FDG autoradiography reveals developmental and pathological effects of mutant amyloid in PDAPP transgenic mice.

Transgenic mouse models of Alzheimer's disease (AD) show some characteristic features of the disease, and we aim to further bridge the gap between studies of humans with AD, those at risk, and these murine models by providing shared markers of disease which could be used to track progression and assess future interventions. Brain imaging measurements may prove useful in this regard. We previously found that the homozygous PDAPP mouse model of AD showed significant declines in glucose uptake with age in posterior cingulate cortex (PCC), an area homologous to the human posterior cingulate, which shows significant declines in AD and in those at risk for AD. To further evaluate this potential biomarker and its correlation across age, we used fluorodeoxyglucose (FDG) autoradiography at two ages (2 and 12 months) in wildtype, heterozygous, and homozygous PDAPP mice. We found significant posterior cingulate fluorodeoxyglucose uptake declines again in homozygous PDAPP mice, but at both ages assessed.
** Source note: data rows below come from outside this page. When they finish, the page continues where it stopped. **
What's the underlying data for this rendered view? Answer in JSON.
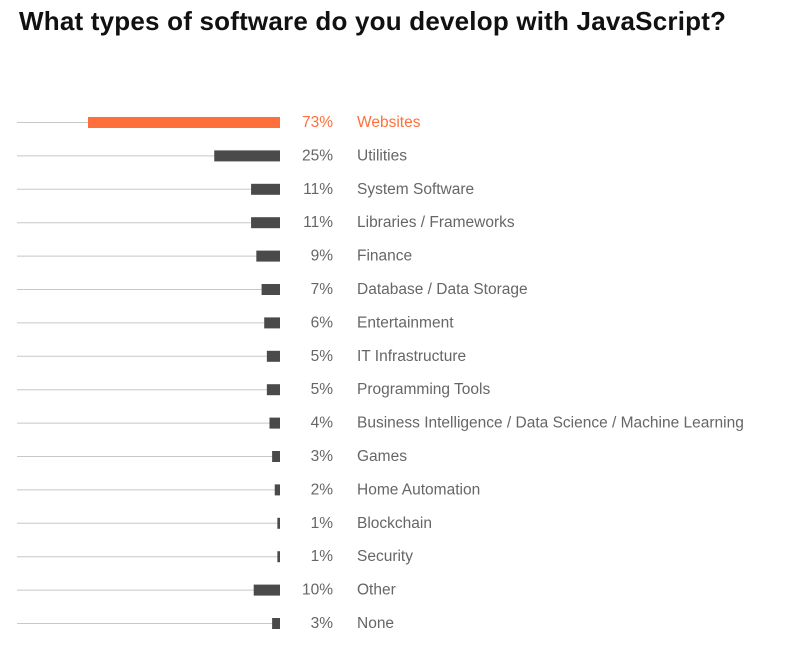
{
  "title": "What types of software do you develop with JavaScript?",
  "colors": {
    "highlight": "#ff6f3c",
    "bar": "#4a4a4a",
    "baseline": "#c8c8c8",
    "label": "#666666"
  },
  "chart_data": {
    "type": "bar",
    "orientation": "horizontal",
    "title": "What types of software do you develop with JavaScript?",
    "unit": "%",
    "highlight_index": 0,
    "xlim": [
      0,
      73
    ],
    "categories": [
      "Websites",
      "Utilities",
      "System Software",
      "Libraries / Frameworks",
      "Finance",
      "Database / Data Storage",
      "Entertainment",
      "IT Infrastructure",
      "Programming Tools",
      "Business Intelligence / Data Science / Machine Learning",
      "Games",
      "Home Automation",
      "Blockchain",
      "Security",
      "Other",
      "None"
    ],
    "values": [
      73,
      25,
      11,
      11,
      9,
      7,
      6,
      5,
      5,
      4,
      3,
      2,
      1,
      1,
      10,
      3
    ],
    "labels": [
      "73%",
      "25%",
      "11%",
      "11%",
      "9%",
      "7%",
      "6%",
      "5%",
      "5%",
      "4%",
      "3%",
      "2%",
      "1%",
      "1%",
      "10%",
      "3%"
    ]
  }
}
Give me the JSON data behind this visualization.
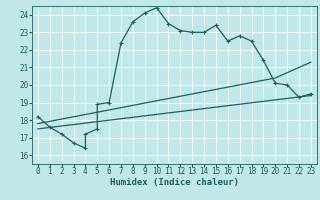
{
  "title": "",
  "xlabel": "Humidex (Indice chaleur)",
  "bg_color": "#c0e8e8",
  "grid_color": "#a0d0d0",
  "line_color": "#1a6060",
  "xlim": [
    -0.5,
    23.5
  ],
  "ylim": [
    15.5,
    24.5
  ],
  "xticks": [
    0,
    1,
    2,
    3,
    4,
    5,
    6,
    7,
    8,
    9,
    10,
    11,
    12,
    13,
    14,
    15,
    16,
    17,
    18,
    19,
    20,
    21,
    22,
    23
  ],
  "yticks": [
    16,
    17,
    18,
    19,
    20,
    21,
    22,
    23,
    24
  ],
  "curve1_x": [
    0,
    1,
    2,
    3,
    4,
    4,
    5,
    5,
    6,
    7,
    8,
    9,
    10,
    11,
    12,
    13,
    14,
    15,
    16,
    17,
    18,
    19,
    20,
    21,
    22,
    23
  ],
  "curve1_y": [
    18.2,
    17.6,
    17.2,
    16.7,
    16.4,
    17.2,
    17.5,
    18.9,
    19.0,
    22.4,
    23.6,
    24.1,
    24.4,
    23.5,
    23.1,
    23.0,
    23.0,
    23.4,
    22.5,
    22.8,
    22.5,
    21.4,
    20.1,
    20.0,
    19.3,
    19.5
  ],
  "curve2_x": [
    0,
    20,
    23
  ],
  "curve2_y": [
    17.8,
    20.4,
    21.3
  ],
  "curve3_x": [
    0,
    23
  ],
  "curve3_y": [
    17.5,
    19.4
  ],
  "linewidth": 0.9,
  "xlabel_fontsize": 6.5,
  "tick_fontsize": 5.5
}
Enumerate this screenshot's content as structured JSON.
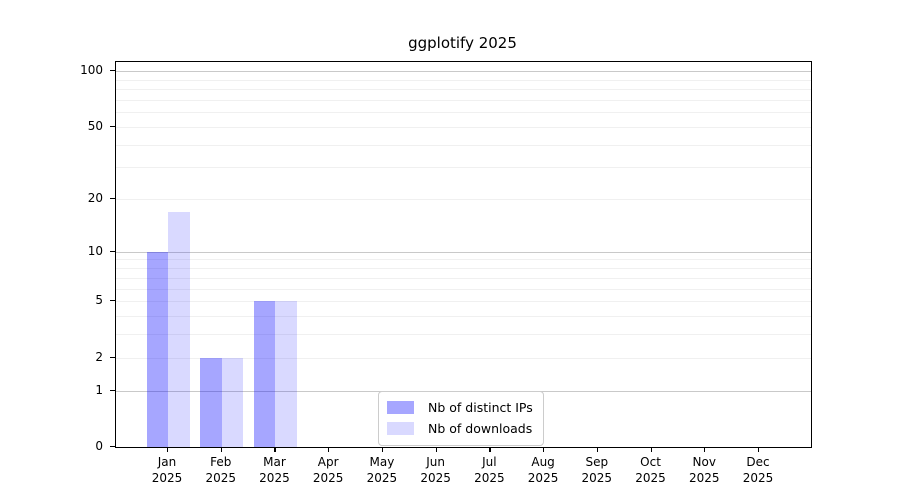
{
  "chart_data": {
    "type": "bar",
    "title": "ggplotify 2025",
    "categories": [
      "Jan",
      "Feb",
      "Mar",
      "Apr",
      "May",
      "Jun",
      "Jul",
      "Aug",
      "Sep",
      "Oct",
      "Nov",
      "Dec"
    ],
    "category_year": "2025",
    "series": [
      {
        "name": "Nb of distinct IPs",
        "color": "#0000ff",
        "alpha": 0.35,
        "values": [
          10,
          2,
          5,
          0,
          0,
          0,
          0,
          0,
          0,
          0,
          0,
          0
        ]
      },
      {
        "name": "Nb of downloads",
        "color": "#0000ff",
        "alpha": 0.15,
        "values": [
          17,
          2,
          5,
          0,
          0,
          0,
          0,
          0,
          0,
          0,
          0,
          0
        ]
      }
    ],
    "y_axis": {
      "scale": "log1p",
      "tick_values": [
        0,
        1,
        2,
        5,
        10,
        20,
        50,
        100
      ],
      "tick_labels": [
        "0",
        "1",
        "2",
        "5",
        "10",
        "20",
        "50",
        "100"
      ],
      "major_grid_values": [
        1,
        10,
        100
      ],
      "minor_grid_values": [
        2,
        3,
        4,
        5,
        6,
        7,
        8,
        9,
        20,
        30,
        40,
        50,
        60,
        70,
        80,
        90
      ],
      "ylim": [
        0,
        112
      ]
    },
    "legend": {
      "position": "bottom-center"
    },
    "grid": true
  },
  "style": {
    "major_grid_color": "#c9c9c9",
    "minor_grid_color": "#f0f0f0",
    "spine_color": "#000000",
    "background_color": "#ffffff"
  }
}
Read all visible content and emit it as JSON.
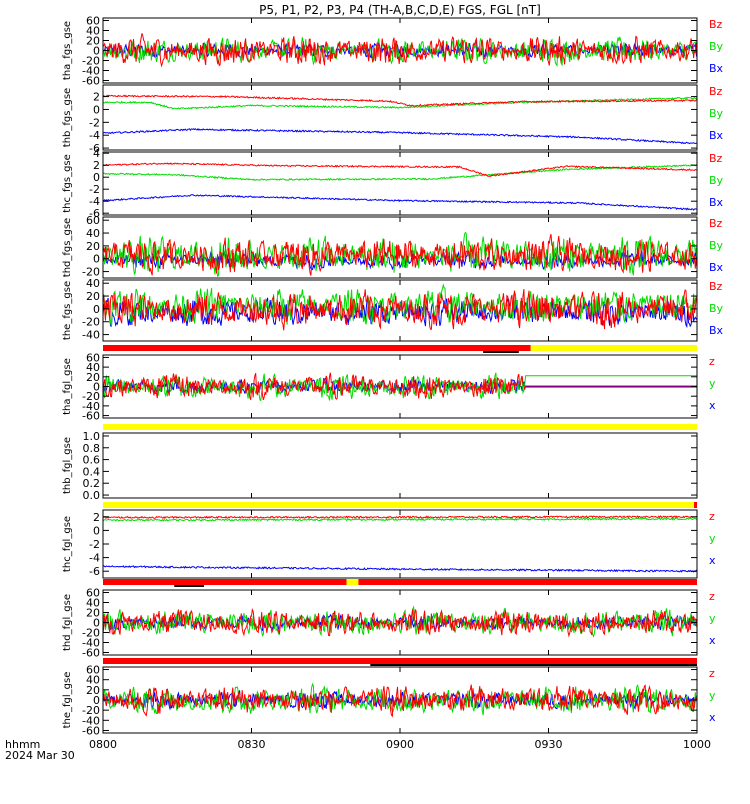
{
  "figure": {
    "title": "P5, P1, P2, P3, P4 (TH-A,B,C,D,E) FGS, FGL [nT]",
    "time_label": "hhmm",
    "date_label": "2024 Mar 30"
  },
  "colors": {
    "x": "#0000ff",
    "y": "#00dd00",
    "z": "#ff0000",
    "bar_red": "#ff0000",
    "bar_yellow": "#ffff00",
    "bar_black": "#000000"
  },
  "chart_data": {
    "type": "line",
    "x_ticks": [
      "0800",
      "0830",
      "0900",
      "0930",
      "1000"
    ],
    "x_range": [
      "08:00",
      "10:00"
    ],
    "panels": [
      {
        "id": "tha_fgs",
        "ylabel": "tha_fgs_gse",
        "yticks": [
          "60",
          "40",
          "20",
          "0",
          "-20",
          "-40",
          "-60"
        ],
        "ylim": [
          -65,
          65
        ],
        "legend": [
          "Bz",
          "By",
          "Bx"
        ],
        "noise": {
          "x": 8,
          "y": 14,
          "z": 16
        },
        "base": {
          "x": 0,
          "y": 0,
          "z": 0
        }
      },
      {
        "id": "thb_fgs",
        "ylabel": "thb_fgs_gse",
        "yticks": [
          "2",
          "0",
          "-2",
          "-4",
          "-6"
        ],
        "ylim": [
          -6.3,
          3.8
        ],
        "legend": [
          "Bz",
          "By",
          "Bx"
        ],
        "series_note": "quiet",
        "smooth": {
          "z": [
            [
              0,
              2.1
            ],
            [
              0.2,
              2.0
            ],
            [
              0.48,
              1.3
            ],
            [
              0.52,
              0.6
            ],
            [
              0.7,
              1.2
            ],
            [
              1,
              1.4
            ]
          ],
          "y": [
            [
              0,
              1.1
            ],
            [
              0.08,
              1.1
            ],
            [
              0.12,
              0.1
            ],
            [
              0.25,
              0.6
            ],
            [
              0.5,
              0.3
            ],
            [
              0.7,
              1.1
            ],
            [
              1,
              1.8
            ]
          ],
          "x": [
            [
              0,
              -3.7
            ],
            [
              0.15,
              -3.1
            ],
            [
              0.5,
              -3.6
            ],
            [
              0.8,
              -4.3
            ],
            [
              1,
              -5.3
            ]
          ]
        }
      },
      {
        "id": "thc_fgs",
        "ylabel": "thc_fgs_gse",
        "yticks": [
          "4",
          "2",
          "0",
          "-2",
          "-4",
          "-6"
        ],
        "ylim": [
          -6.3,
          4.2
        ],
        "legend": [
          "Bz",
          "By",
          "Bx"
        ],
        "smooth": {
          "z": [
            [
              0,
              2.0
            ],
            [
              0.1,
              2.3
            ],
            [
              0.3,
              1.9
            ],
            [
              0.6,
              1.7
            ],
            [
              0.65,
              0.2
            ],
            [
              0.78,
              1.8
            ],
            [
              1,
              1.2
            ]
          ],
          "y": [
            [
              0,
              0.6
            ],
            [
              0.12,
              0.4
            ],
            [
              0.25,
              -0.4
            ],
            [
              0.55,
              -0.3
            ],
            [
              0.78,
              1.3
            ],
            [
              1,
              2.0
            ]
          ],
          "x": [
            [
              0,
              -3.9
            ],
            [
              0.15,
              -3.0
            ],
            [
              0.5,
              -3.9
            ],
            [
              0.8,
              -4.3
            ],
            [
              1,
              -5.4
            ]
          ]
        }
      },
      {
        "id": "thd_fgs",
        "ylabel": "thd_fgs_gse",
        "yticks": [
          "60",
          "40",
          "20",
          "0",
          "-20"
        ],
        "ylim": [
          -30,
          65
        ],
        "legend": [
          "Bz",
          "By",
          "Bx"
        ],
        "noise": {
          "x": 7,
          "y": 16,
          "z": 15
        },
        "base": {
          "x": -2,
          "y": 5,
          "z": 5
        }
      },
      {
        "id": "the_fgs",
        "ylabel": "the_fgs_gse",
        "yticks": [
          "40",
          "20",
          "0",
          "-20",
          "-40"
        ],
        "ylim": [
          -50,
          45
        ],
        "legend": [
          "Bz",
          "By",
          "Bx"
        ],
        "noise": {
          "x": 12,
          "y": 15,
          "z": 16
        },
        "base": {
          "x": -5,
          "y": 5,
          "z": 0
        }
      },
      {
        "id": "tha_fgl",
        "ylabel": "tha_fgl_gse",
        "yticks": [
          "60",
          "40",
          "20",
          "0",
          "-20",
          "-40",
          "-60"
        ],
        "ylim": [
          -65,
          65
        ],
        "legend": [
          "z",
          "y",
          "x"
        ],
        "noise": {
          "x": 8,
          "y": 14,
          "z": 14
        },
        "base": {
          "x": 0,
          "y": 0,
          "z": 0
        },
        "cutoff": 0.71
      },
      {
        "id": "thb_fgl",
        "ylabel": "thb_fgl_gse",
        "yticks": [
          "1.0",
          "0.8",
          "0.6",
          "0.4",
          "0.2",
          "0.0"
        ],
        "ylim": [
          -0.05,
          1.05
        ],
        "legend": []
      },
      {
        "id": "thc_fgl",
        "ylabel": "thc_fgl_gse",
        "yticks": [
          "2",
          "0",
          "-2",
          "-4",
          "-6"
        ],
        "ylim": [
          -7,
          3
        ],
        "legend": [
          "z",
          "y",
          "x"
        ],
        "smooth": {
          "z": [
            [
              0,
              1.9
            ],
            [
              1,
              2.0
            ]
          ],
          "y": [
            [
              0,
              1.5
            ],
            [
              1,
              1.7
            ]
          ],
          "x": [
            [
              0,
              -5.3
            ],
            [
              0.5,
              -5.7
            ],
            [
              1,
              -6.0
            ]
          ]
        }
      },
      {
        "id": "thd_fgl",
        "ylabel": "thd_fgl_gse",
        "yticks": [
          "60",
          "40",
          "20",
          "0",
          "-20",
          "-40",
          "-60"
        ],
        "ylim": [
          -65,
          65
        ],
        "legend": [
          "z",
          "y",
          "x"
        ],
        "noise": {
          "x": 8,
          "y": 14,
          "z": 14
        },
        "base": {
          "x": 0,
          "y": 0,
          "z": 0
        }
      },
      {
        "id": "the_fgl",
        "ylabel": "the_fgl_gse",
        "yticks": [
          "60",
          "40",
          "20",
          "0",
          "-20",
          "-40",
          "-60"
        ],
        "ylim": [
          -65,
          65
        ],
        "legend": [
          "z",
          "y",
          "x"
        ],
        "noise": {
          "x": 9,
          "y": 15,
          "z": 15
        },
        "base": {
          "x": 0,
          "y": 0,
          "z": 0
        }
      }
    ],
    "mode_bars": [
      {
        "before_panel": "tha_fgl",
        "segments": [
          {
            "from": 0,
            "to": 0.72,
            "color": "red"
          },
          {
            "from": 0.72,
            "to": 1,
            "color": "yellow"
          }
        ],
        "black": [
          [
            0.64,
            0.7
          ]
        ]
      },
      {
        "before_panel": "thb_fgl",
        "segments": [
          {
            "from": 0,
            "to": 1,
            "color": "yellow"
          }
        ],
        "black": []
      },
      {
        "before_panel": "thc_fgl",
        "segments": [
          {
            "from": 0,
            "to": 0.995,
            "color": "yellow"
          },
          {
            "from": 0.995,
            "to": 1,
            "color": "red"
          }
        ],
        "black": []
      },
      {
        "before_panel": "thd_fgl",
        "segments": [
          {
            "from": 0,
            "to": 0.41,
            "color": "red"
          },
          {
            "from": 0.41,
            "to": 0.43,
            "color": "yellow"
          },
          {
            "from": 0.43,
            "to": 1,
            "color": "red"
          }
        ],
        "black": [
          [
            0.12,
            0.17
          ]
        ]
      },
      {
        "before_panel": "the_fgl",
        "segments": [
          {
            "from": 0,
            "to": 1,
            "color": "red"
          }
        ],
        "black": [
          [
            0.45,
            1
          ]
        ]
      }
    ]
  }
}
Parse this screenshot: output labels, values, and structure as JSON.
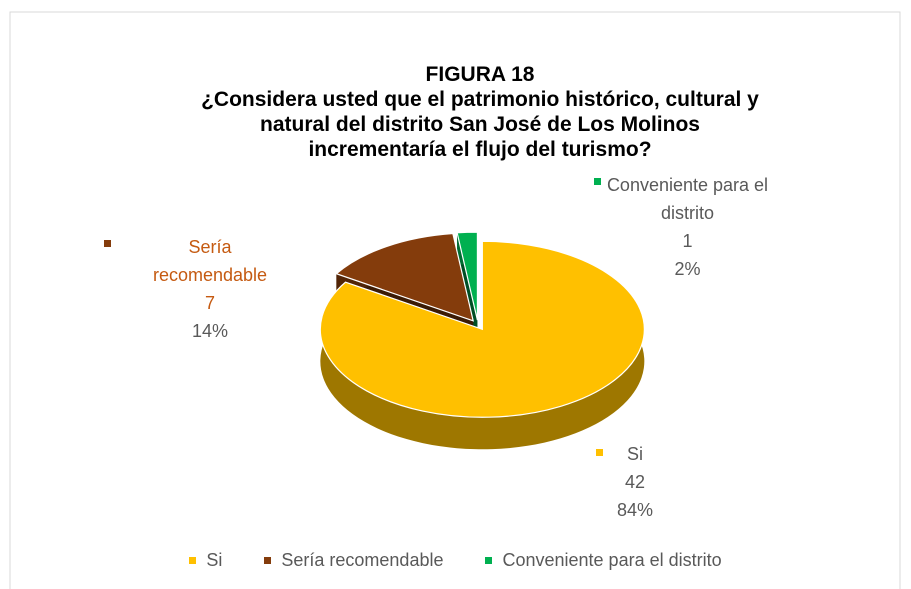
{
  "chart_data": {
    "type": "pie3d",
    "title": "FIGURA 18",
    "subtitle": [
      "¿Considera usted que el patrimonio histórico, cultural y",
      "natural del distrito San José de Los Molinos",
      "incrementaría el flujo del turismo?"
    ],
    "categories": [
      "Si",
      "Sería recomendable",
      "Conveniente para el distrito"
    ],
    "values": [
      42,
      7,
      1
    ],
    "percent_labels": [
      "84%",
      "14%",
      "2%"
    ],
    "colors": [
      "#ffc000",
      "#843c0c",
      "#00b050"
    ],
    "legend": "bottom"
  }
}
There was a strong effect of gene dose; homozygous mice showed larger and earlier effects. These results, in conjunction with our previous analyses, indicate a nonlinear progression stemming from synergistic effects of the overexpressed mutant gene, both developmental and pathological. The posterior cingulate is preferentially vulnerable to both effects of transgene in the PDAPP mouse, and both are independent of amyloid deposition.